PBS is betting that the popularity of their children's programming will rub off when they relaunch their Web site next Wednesday. The site will now include five channels, or "neighborhoods," one of which will be aimed at children.
Entertainment giant Viacom is ramping up its efforts, too. The company soon plans to launch a Web site at www.nick.com to augment its popular content on America Online's Kids Only channel. This month on the Web, Nickelodeon also launched "Natalie's Traveling Web Show," an online diary detailing a 12-year-old's ubiquitous view from the back seat of the family stationwagon.
Another children's Web site, Noodle Kidoodle, launched today. It is a joint venture with Computer Associates International.
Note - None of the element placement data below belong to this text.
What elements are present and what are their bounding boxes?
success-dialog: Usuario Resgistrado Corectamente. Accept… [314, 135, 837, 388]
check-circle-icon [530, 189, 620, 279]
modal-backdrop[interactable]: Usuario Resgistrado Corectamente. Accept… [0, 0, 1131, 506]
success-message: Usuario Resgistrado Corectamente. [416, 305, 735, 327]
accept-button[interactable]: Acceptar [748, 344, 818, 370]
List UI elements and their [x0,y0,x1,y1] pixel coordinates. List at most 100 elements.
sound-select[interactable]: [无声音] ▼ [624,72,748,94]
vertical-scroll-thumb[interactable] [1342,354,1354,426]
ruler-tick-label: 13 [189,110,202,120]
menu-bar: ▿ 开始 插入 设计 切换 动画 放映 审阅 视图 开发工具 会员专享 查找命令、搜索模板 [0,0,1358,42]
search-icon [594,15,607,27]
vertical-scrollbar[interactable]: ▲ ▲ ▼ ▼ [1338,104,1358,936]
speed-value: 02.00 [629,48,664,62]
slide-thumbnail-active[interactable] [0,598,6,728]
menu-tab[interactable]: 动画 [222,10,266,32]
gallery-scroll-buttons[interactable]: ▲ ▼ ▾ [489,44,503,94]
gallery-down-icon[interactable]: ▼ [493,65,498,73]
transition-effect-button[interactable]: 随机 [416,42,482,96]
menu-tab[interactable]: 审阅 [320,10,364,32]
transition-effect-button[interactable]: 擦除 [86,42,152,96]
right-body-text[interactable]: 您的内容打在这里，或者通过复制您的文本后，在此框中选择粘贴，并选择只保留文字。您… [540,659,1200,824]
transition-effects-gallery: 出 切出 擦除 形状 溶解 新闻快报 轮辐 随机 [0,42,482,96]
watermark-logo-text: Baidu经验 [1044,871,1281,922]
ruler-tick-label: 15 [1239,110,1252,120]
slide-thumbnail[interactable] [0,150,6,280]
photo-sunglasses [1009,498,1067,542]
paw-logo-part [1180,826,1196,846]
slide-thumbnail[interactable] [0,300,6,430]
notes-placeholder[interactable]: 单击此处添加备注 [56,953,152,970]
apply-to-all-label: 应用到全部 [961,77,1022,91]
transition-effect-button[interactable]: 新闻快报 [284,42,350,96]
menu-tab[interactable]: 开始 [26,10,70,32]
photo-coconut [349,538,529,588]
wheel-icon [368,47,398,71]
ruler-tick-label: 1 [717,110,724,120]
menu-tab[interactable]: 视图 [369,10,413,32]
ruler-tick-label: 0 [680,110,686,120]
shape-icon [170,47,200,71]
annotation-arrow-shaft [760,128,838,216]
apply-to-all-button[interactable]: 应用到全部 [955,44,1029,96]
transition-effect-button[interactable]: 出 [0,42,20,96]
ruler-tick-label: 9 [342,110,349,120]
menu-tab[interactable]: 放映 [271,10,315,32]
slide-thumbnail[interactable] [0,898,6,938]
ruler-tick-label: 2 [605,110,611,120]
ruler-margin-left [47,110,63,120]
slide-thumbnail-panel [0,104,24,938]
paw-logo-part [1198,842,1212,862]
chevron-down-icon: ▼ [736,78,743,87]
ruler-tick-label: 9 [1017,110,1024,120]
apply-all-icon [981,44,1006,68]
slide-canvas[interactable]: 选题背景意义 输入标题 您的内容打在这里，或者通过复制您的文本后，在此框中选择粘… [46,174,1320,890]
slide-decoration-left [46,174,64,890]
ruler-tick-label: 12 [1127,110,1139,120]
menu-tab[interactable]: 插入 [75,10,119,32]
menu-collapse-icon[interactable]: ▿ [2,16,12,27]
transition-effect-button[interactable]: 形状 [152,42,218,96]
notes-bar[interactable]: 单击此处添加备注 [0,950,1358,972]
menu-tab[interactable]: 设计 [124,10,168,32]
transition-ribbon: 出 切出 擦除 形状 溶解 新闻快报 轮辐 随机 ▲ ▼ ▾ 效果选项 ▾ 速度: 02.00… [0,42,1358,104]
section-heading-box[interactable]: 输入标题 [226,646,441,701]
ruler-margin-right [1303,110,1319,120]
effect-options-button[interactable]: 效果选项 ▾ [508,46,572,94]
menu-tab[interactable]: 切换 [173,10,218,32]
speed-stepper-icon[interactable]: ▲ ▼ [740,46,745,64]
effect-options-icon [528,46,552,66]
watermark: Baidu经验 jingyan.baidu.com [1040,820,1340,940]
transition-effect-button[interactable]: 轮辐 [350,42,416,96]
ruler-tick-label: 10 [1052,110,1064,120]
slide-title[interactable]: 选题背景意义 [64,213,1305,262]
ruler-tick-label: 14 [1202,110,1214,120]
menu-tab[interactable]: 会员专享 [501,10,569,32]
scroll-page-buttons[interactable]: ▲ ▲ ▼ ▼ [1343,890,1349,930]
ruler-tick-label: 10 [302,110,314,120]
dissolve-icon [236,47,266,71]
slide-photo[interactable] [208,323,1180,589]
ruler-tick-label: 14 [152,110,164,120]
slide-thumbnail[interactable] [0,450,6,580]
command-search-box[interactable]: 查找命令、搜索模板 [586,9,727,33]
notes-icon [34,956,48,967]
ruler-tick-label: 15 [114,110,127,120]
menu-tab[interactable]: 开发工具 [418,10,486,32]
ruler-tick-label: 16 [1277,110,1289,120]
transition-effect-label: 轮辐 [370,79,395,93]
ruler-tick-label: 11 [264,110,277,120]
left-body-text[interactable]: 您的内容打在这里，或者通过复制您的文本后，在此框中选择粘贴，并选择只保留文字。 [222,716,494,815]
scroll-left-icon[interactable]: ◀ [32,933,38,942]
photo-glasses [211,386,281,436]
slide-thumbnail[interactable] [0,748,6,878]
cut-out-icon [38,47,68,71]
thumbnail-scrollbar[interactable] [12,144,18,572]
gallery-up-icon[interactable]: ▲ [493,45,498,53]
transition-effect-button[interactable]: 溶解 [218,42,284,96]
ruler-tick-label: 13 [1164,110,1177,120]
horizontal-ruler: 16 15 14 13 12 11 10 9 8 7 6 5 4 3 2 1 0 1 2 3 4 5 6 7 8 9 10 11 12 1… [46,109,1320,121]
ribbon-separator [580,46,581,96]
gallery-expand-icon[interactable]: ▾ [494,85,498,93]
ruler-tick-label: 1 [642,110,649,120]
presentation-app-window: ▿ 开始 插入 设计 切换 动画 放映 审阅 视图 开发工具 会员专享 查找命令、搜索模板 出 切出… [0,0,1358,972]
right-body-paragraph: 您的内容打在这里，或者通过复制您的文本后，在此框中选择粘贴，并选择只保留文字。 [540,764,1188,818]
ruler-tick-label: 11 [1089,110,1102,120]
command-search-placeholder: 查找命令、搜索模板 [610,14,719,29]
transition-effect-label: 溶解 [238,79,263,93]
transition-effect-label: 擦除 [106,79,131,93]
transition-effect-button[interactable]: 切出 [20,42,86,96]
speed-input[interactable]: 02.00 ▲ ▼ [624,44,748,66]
Designed for children, parents, and teachers, the site offers learning tools and games, as well as links to other educational Web sites such as NASA's homepage and the Metropolitan Museum of Art.
All these sites will be vying for dominance in a small but growing market. According to a Jupiter Communications study, revenues for the children's online market will remain small through the end of this year. All children's Internet content must do battle with America Online, which currently generates an average of 500,000 usage hours a month with its Kids Only channel. AOL enjoys a reputation as a safe haven for young Web surfers, with easy filters that parents can set.
Despite these obstacles, there is a hefty motivation for all sites aimed at children: by the end of 2002, Jupiter Communications projects revenues of $1.8 billion from the children's online market, up from $306 million this year.